ABSTRACT

ABSTRACT: The aim of the biomimetic approach exposed in this paper is to find an efficient way to build freeform shells by assembling panels which transfer only normal and shear forces between the edges, besides generating a structure with higher redundancy and the possibility of adding panels without a temporary support for the structure. For engineers and architects, nature provides a vast source of inspiration for solving structural problems, as during the course of evolution biological organisms adapted their characteristics through natural selection, resulting in highly efficient structures and morphologies. Therefore, it can be helpful to translate important functional principles of biological models into technical solutions. This is the case of three plates with three edges meeting at just one point, known as 3-plate principle, which is to be observed frequently in biological structures. The 3-plate principle, which is common in the morphology and growth pattern of natural systems, is also found to be of a structurally optimum content, i.e. plates must not rely on carrying bending moments and torsion for their own stability.
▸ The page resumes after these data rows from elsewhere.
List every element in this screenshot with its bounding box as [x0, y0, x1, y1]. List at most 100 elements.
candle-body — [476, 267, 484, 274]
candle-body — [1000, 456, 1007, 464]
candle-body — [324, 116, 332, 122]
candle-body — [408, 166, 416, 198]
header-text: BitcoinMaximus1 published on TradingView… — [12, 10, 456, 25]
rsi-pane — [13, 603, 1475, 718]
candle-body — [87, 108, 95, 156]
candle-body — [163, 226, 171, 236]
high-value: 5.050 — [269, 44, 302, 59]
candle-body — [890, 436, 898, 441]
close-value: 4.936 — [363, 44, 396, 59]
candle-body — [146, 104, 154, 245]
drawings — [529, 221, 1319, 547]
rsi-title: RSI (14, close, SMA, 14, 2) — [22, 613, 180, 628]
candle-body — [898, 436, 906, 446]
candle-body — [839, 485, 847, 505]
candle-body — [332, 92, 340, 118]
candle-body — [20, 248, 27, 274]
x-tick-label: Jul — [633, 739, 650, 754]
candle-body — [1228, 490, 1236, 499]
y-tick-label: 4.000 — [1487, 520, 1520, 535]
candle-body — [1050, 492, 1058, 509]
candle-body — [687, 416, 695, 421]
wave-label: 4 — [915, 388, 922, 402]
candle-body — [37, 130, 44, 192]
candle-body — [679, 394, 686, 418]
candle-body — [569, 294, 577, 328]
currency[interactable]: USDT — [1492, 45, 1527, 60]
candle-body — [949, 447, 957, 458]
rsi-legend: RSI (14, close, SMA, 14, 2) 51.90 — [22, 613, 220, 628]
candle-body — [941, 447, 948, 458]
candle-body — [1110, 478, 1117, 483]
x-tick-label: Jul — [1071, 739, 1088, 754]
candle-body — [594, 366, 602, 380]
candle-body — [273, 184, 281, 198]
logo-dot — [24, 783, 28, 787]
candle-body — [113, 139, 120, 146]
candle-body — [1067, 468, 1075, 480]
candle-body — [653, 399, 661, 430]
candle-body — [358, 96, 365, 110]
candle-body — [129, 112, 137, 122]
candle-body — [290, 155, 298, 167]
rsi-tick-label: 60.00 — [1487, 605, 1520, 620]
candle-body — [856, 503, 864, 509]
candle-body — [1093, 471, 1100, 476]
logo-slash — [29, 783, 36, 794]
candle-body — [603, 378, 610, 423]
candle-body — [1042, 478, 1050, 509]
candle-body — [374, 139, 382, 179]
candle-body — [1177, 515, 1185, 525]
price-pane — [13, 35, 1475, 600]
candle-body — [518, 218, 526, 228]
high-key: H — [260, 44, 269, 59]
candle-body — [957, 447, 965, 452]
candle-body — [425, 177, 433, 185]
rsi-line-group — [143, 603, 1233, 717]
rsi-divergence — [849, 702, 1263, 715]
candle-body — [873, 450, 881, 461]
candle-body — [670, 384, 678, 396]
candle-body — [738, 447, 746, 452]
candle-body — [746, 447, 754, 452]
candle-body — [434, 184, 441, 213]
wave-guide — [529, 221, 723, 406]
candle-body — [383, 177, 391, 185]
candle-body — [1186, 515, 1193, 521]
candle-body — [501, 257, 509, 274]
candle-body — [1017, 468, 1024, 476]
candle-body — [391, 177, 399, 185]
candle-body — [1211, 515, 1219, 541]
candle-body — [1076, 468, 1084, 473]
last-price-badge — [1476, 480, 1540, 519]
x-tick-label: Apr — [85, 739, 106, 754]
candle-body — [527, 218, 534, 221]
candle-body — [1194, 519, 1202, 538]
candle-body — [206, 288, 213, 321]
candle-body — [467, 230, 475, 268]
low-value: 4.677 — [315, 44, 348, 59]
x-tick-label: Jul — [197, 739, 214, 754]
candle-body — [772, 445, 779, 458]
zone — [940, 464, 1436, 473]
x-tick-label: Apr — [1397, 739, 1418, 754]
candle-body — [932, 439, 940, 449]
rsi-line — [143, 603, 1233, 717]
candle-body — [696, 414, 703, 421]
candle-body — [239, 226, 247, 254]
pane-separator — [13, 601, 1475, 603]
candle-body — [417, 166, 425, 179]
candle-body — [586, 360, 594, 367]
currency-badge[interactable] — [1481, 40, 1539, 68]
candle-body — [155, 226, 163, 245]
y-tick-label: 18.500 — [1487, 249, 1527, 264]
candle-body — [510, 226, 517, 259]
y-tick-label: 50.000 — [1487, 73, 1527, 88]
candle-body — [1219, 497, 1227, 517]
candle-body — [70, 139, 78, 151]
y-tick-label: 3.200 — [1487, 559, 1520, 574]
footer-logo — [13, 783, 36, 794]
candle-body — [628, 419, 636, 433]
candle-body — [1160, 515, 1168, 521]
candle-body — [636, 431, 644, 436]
This is for instance the case of the sea urchin’s plate skeleton morphology, which served as biological inspiration for the research presented in the current paper. The two basic elements of plate structures are plates and lines of support. The plate is stabilized by resisting internal forces which lie in the plane of the plate itself. Each face in a pure plate structure may be reduced to carry plate forces only. On the other hand, the lines of support enable the transmission of normal and shear forces but no bending moments between the joints. Three plates with three edges meeting at just one point are necessarily to stabilize themselves, thus resulting in a bending bearing but not kinematic structure. By choosing irregular hexagonal patterns it is possible to create shells which are able to totally absorb bending moments without requiring a rigid connection between the modules.